Athletes from Ottawa and around the world are getting a rare opportunity to swim in the historic Rideau Canal this coming weekend as they vie for a handful of spots to compete in four triathlon championship races abroad.
Super League Triathlon, a league that offers unconventional triathlon race formats, is hosting its third and final qualifying event for its 2019 championship league at Lansdowne Park on Saturday and Sunday, which is believed to be the first-ever competitive swim event to take place in the canal proper.
Typically reserved for skaters in the winter and boaters in the warmer months, the canal — once it’s been flooded — is usually off limits for swimmers. Super League organizers had to get a special permit from Parks Canada to use the UNESCO World Heritage Site for their event.
Four professional athletes who are registered to swim, bike and run in this weekend’s competition got the opportunity to test out the canal waters on Wednesday.
Aron Mohammadi was one of them. The 22-year-old triathlete grew up in Ottawa and said he’s always wondered what it would be like to swim in the Rideau Canal.
“It wasn’t bad … the water’s quite nice,” he said after doing some laps in the canal near the Flora Footbridge, off Clegg Street. “It’s not that different from the beaches further down.”
Water safe for athletes, organizers say
Talk to Ottawa residents about taking a dip in the Rideau Canal and many might wrinkle their nose. An assumption that the water is dirty or contaminated is not uncommon.
But Super League has tested the quality of the canal waters and has no health or safety concerns, said Michael Brown, chief operations officer at Super League.
In May, the organization began conducting monthly water quality tests and the results — including pH and E. coli levels — all fell “well within” water safety standards set out by the International Triathlon Union, according to Brown.
Brown said Super League has also worked with Parks Canada over the past three months to trim weeds at the bottom of the canal in the race area near Lansdowne and make sure there’s no other hazards ahead of this weekend.
“We’ve done a lot of work to ensure that the water quality is up to standards and we believe it is,” he said.
Ottawa pro triathlete Samantha Klus was another of the four swimmers who jumped into the canal on Wednesday.
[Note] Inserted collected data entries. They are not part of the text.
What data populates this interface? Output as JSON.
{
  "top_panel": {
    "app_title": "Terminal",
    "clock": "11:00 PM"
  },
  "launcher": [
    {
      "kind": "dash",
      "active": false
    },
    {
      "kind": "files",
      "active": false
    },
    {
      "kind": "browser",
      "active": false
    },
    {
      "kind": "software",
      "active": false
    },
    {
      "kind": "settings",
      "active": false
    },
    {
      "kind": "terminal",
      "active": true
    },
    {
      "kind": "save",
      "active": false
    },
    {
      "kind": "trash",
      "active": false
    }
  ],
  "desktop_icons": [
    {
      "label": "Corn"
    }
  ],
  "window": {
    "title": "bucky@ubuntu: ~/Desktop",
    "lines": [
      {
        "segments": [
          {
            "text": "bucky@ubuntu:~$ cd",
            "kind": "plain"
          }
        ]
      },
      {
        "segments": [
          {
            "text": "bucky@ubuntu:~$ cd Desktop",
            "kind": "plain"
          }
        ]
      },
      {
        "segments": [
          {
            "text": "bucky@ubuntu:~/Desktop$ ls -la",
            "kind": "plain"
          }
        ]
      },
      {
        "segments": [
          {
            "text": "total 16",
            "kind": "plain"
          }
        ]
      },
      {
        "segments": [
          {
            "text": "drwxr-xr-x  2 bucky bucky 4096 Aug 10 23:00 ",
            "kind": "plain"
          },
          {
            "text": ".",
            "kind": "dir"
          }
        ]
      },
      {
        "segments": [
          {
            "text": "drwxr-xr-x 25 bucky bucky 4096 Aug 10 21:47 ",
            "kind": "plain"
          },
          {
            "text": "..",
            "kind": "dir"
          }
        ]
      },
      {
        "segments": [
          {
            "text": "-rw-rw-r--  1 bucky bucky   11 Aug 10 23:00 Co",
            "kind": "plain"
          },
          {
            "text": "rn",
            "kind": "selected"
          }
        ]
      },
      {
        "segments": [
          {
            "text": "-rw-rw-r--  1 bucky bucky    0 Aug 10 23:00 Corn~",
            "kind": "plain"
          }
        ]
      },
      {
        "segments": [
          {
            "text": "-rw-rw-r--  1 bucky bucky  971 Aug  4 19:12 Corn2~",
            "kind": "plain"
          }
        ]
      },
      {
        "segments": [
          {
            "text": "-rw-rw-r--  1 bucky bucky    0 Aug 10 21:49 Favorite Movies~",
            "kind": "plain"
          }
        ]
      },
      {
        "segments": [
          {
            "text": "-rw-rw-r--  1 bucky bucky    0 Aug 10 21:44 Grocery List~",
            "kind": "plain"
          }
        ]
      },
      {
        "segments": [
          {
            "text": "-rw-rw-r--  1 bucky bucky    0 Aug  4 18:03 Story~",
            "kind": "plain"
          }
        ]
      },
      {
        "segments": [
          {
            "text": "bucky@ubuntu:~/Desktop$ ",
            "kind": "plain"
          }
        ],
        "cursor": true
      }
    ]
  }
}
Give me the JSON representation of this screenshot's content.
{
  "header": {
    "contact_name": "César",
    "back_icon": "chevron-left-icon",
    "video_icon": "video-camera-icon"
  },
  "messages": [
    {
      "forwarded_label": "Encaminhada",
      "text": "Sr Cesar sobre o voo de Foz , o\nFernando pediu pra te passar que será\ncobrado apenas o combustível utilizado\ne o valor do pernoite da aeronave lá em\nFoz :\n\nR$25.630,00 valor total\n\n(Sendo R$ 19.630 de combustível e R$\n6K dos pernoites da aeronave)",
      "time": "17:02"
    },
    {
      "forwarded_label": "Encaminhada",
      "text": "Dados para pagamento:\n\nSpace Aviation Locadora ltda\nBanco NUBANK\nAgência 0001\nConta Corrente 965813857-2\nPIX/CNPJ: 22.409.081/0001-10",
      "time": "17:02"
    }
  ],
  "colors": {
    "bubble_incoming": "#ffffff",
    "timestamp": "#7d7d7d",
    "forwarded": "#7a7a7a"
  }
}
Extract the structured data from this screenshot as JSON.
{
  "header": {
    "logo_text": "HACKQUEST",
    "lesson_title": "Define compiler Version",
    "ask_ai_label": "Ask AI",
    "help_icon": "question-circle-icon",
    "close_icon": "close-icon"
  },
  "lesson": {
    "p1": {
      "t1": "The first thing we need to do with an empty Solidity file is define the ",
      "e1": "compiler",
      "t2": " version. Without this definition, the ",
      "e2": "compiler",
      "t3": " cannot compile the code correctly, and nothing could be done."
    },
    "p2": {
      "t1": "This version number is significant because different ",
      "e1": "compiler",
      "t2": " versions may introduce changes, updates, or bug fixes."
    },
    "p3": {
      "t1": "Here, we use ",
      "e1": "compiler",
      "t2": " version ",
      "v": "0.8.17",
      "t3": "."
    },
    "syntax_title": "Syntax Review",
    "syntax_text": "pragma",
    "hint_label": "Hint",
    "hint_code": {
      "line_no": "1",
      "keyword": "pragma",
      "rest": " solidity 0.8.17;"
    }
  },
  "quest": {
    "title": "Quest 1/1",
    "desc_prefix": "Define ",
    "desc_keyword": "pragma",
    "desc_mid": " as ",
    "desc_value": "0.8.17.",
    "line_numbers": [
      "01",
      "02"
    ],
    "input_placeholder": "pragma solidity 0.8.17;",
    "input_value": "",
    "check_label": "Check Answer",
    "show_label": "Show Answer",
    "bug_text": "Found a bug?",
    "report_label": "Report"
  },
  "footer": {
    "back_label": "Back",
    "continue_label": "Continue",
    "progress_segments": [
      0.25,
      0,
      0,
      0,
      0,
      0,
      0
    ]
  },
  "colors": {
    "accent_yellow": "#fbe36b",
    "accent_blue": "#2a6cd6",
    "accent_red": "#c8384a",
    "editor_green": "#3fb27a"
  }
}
As someone who has skated, kayaked and boated on the canal — and biked and run alongside it — the 24-year-old described the opportunity to race in the normally-forbidden waters as “awesome.”
“We’ll definitely turn some heads for sure,” she laughed.
The victorious triathletes this weekend — three men and three women — will go on to compete in Super League’s four championship races later this year and in early 2020 in the Channel Islands, Malta, Thailand and Singapore.
While he hopes to qualify for the champsionship, Mohammadi said that’s not his only focus this weekend.
“Honestly, I just want to see how I can do against some of the better athletes in the world,” he said.
Super League hopes to return to Ottawa for two more years
Several hundred athletes in total will descend on Lansdowne Park for the competition this weekend, which follows two previous qualifying events held in Bali, Indonesia and Poznan, Poland, according to Brown.
If all goes well, he said, Super League will be returning to the nation’s capital.
Super League has struck a three-year deal with Ottawa Tourism and plans to host similar qualifying events in the city both next summer and in 2021, Brown said.
Speaking at the event’s news conference on Wednesday, Mayor Jim Watson said the City of Ottawa has been trying harder over the last couple of years to bring more international and national sporting events to the national capital.
“This is part of our Ottawa tourism ‘win more, bid more, host more’ strategy where we do our very best to attract these kinds of world-class events,” Watson said. “It’s great for the local economy and it’s of course great to promote the sport of triathlon.”